La cantidad de estudiantes del nivel primario en Argentina experimentará una caída del 27% hacia el año 2030, lo que equivale a 1,2 millones de alumnos menos en relación con 2023. La tendencia, impulsada por la disminución de la tasa de natalidad, plantea la necesidad de repensar la organización del sistema educativo, desde el uso de la infraestructura hasta la distribución del plantel docente en todo el país.
Los datos surgen del informe “Presente y futuro de la cantidad de alumnos por docente y por grado”, elaborado por Argentinos por la Educación, con autoría de Martín De Simone (Banco Mundial), María Sol Alzú y Martín Nistal. El estudio se basa en proyecciones demográficas de la Dirección Nacional de Población del Ministerio del Interior y en información oficial sobre matrícula, secciones y cargos docentes del Relevamiento Anual de la Secretaría de Educación.
Según el informe, la provincia de Buenos Aires encabezará la caída con 510.433 alumnos menos (-30,5%), seguida por la Ciudad Autónoma de Buenos Aires, con 92.540 (-34,0%), y Santa Fe, con 87.770 (-24,5%). En valores relativos, las mayores contracciones se proyectan en Tierra del Fuego (-36,1%), Santa Cruz (-34,9%) y CABA (-34,0%). En contraste, Santiago del Estero (-19,4%), Misiones (-20,3%) y Corrientes (-21,1%) registrarían descensos más moderados.
Actualmente, la relación promedio en el nivel primario es de 16 alumnos por cargo docente, una cifra intermedia en el contexto latinoamericano. Este indicador se ubica por encima de Uruguay y del promedio de los países de la OCDE, pero por debajo de países como México, Colombia, Ecuador y Brasil. De mantenerse las tendencias actuales, hacia 2030 el ratio podría descender a 12 alumnos por docente.

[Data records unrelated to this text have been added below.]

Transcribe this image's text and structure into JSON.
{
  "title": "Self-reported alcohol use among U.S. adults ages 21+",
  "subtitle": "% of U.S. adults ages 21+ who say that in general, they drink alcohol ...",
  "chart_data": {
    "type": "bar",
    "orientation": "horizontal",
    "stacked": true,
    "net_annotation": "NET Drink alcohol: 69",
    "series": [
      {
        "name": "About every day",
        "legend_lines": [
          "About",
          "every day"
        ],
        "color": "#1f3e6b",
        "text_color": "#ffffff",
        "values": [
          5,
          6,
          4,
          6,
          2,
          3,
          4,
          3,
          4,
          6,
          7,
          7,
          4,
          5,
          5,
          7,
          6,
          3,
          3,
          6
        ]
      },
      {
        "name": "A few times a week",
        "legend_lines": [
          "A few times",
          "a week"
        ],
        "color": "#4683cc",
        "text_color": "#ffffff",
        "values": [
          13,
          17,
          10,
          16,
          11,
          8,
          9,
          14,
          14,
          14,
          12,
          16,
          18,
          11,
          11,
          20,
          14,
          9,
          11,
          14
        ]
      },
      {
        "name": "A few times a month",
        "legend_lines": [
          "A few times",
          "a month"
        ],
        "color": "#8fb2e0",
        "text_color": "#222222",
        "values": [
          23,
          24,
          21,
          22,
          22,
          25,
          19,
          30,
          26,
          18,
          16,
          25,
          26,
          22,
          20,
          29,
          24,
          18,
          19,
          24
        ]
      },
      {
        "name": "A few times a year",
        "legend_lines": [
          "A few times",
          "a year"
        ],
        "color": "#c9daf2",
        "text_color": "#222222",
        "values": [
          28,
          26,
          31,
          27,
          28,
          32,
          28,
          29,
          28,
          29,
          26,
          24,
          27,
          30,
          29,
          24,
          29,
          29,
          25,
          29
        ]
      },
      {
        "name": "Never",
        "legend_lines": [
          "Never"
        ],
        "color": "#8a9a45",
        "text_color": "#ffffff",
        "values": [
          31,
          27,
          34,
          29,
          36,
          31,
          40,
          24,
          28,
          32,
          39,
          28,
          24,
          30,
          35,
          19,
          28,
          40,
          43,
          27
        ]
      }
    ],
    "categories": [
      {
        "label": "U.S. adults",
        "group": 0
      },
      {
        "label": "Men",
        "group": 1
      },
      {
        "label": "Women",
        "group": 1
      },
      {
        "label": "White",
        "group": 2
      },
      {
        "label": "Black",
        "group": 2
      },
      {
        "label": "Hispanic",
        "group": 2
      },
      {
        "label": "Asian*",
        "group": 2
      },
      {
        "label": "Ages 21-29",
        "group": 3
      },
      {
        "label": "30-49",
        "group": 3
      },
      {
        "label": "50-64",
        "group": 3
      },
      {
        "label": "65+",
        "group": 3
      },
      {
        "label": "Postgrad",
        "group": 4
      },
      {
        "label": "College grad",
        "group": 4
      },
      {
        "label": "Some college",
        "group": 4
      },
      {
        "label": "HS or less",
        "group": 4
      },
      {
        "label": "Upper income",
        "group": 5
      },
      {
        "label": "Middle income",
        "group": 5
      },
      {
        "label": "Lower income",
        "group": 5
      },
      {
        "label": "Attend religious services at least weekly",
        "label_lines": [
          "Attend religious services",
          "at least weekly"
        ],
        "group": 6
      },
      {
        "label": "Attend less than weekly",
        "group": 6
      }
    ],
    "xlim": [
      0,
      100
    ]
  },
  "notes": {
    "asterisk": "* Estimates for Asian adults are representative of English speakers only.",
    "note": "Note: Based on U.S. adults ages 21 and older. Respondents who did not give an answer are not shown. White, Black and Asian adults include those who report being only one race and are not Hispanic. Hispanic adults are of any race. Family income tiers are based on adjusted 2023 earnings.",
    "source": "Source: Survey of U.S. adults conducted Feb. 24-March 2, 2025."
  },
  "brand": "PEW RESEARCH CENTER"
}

Si la cantidad de cargos docentes se mantuviera constante, provincias como Catamarca, CABA y La Pampa tendrían los ratios más bajos, con entre 7 y 8 alumnos por docente, mientras que Buenos Aires, Mendoza, Córdoba y Misiones seguirían presentando los valores más elevados, con entre 13 y 15 estudiantes por cargo.

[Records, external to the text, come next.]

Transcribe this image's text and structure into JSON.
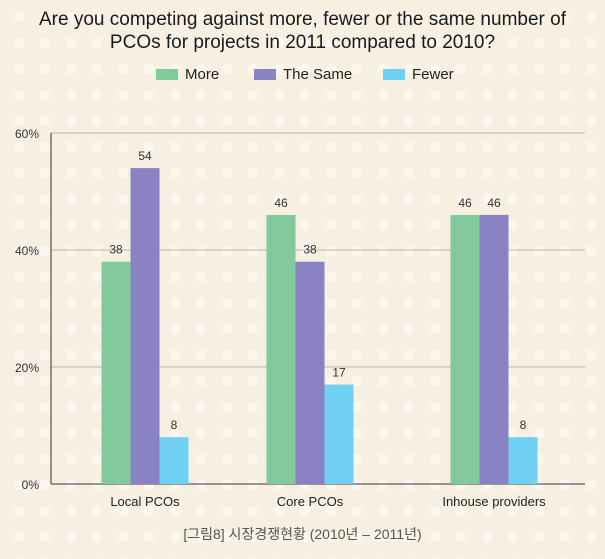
{
  "chart_data": {
    "type": "bar",
    "title_lines": [
      "Are you competing against more, fewer or the same number of",
      "PCOs for projects in 2011 compared to 2010?"
    ],
    "categories": [
      "Local PCOs",
      "Core PCOs",
      "Inhouse providers"
    ],
    "series": [
      {
        "name": "More",
        "values": [
          38,
          46,
          46
        ],
        "color": "#82ca9c"
      },
      {
        "name": "The Same",
        "values": [
          54,
          38,
          46
        ],
        "color": "#8b82c4"
      },
      {
        "name": "Fewer",
        "values": [
          8,
          17,
          8
        ],
        "color": "#6fd0f3"
      }
    ],
    "ylim": [
      0,
      60
    ],
    "yticks": [
      0,
      20,
      40,
      60
    ],
    "ytick_labels": [
      "0%",
      "20%",
      "40%",
      "60%"
    ],
    "grid": true,
    "legend_position": "top"
  },
  "caption": "[그림8] 시장경쟁현황 (2010년 – 2011년)"
}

El informe también anticipa una reducción significativa de los cursos numerosos. Si se conservara la cantidad de secciones registradas en 2023, las aulas con 25 a 29 alumnos bajarían del 29,4% al 3,5% del total, y aquellas con 30 o más alumnos pasarían del 14,1% al 0,4%. En contraposición, crecería fuertemente la proporción de secciones pequeñas, especialmente las de 15 a 19 alumnos y las de menos de 15.

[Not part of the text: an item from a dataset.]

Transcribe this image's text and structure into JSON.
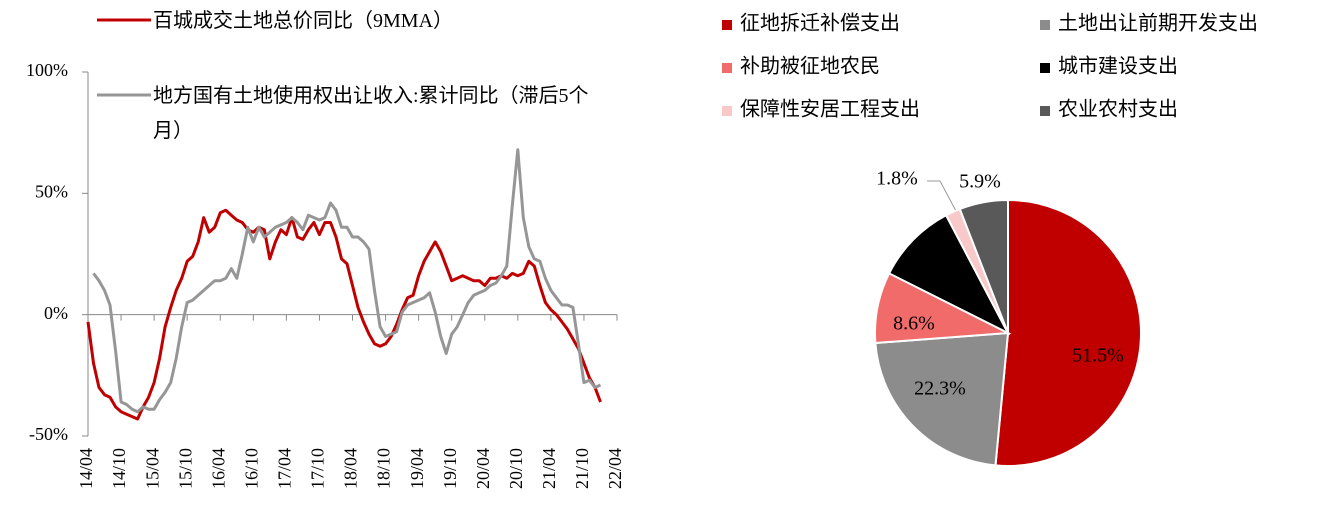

Finalmente, el estudio estima que, de mantenerse los ratios actuales, en 2030 serían necesarias 50.043 secciones menos y la reasignación de 71.250 cargos docentes a nivel nacional. El valor económico de esta reorganización ascendería a unos $966.304 millones anuales, equivalente a cerca del 15% del crédito vigente destinado a la función Educación en 2025.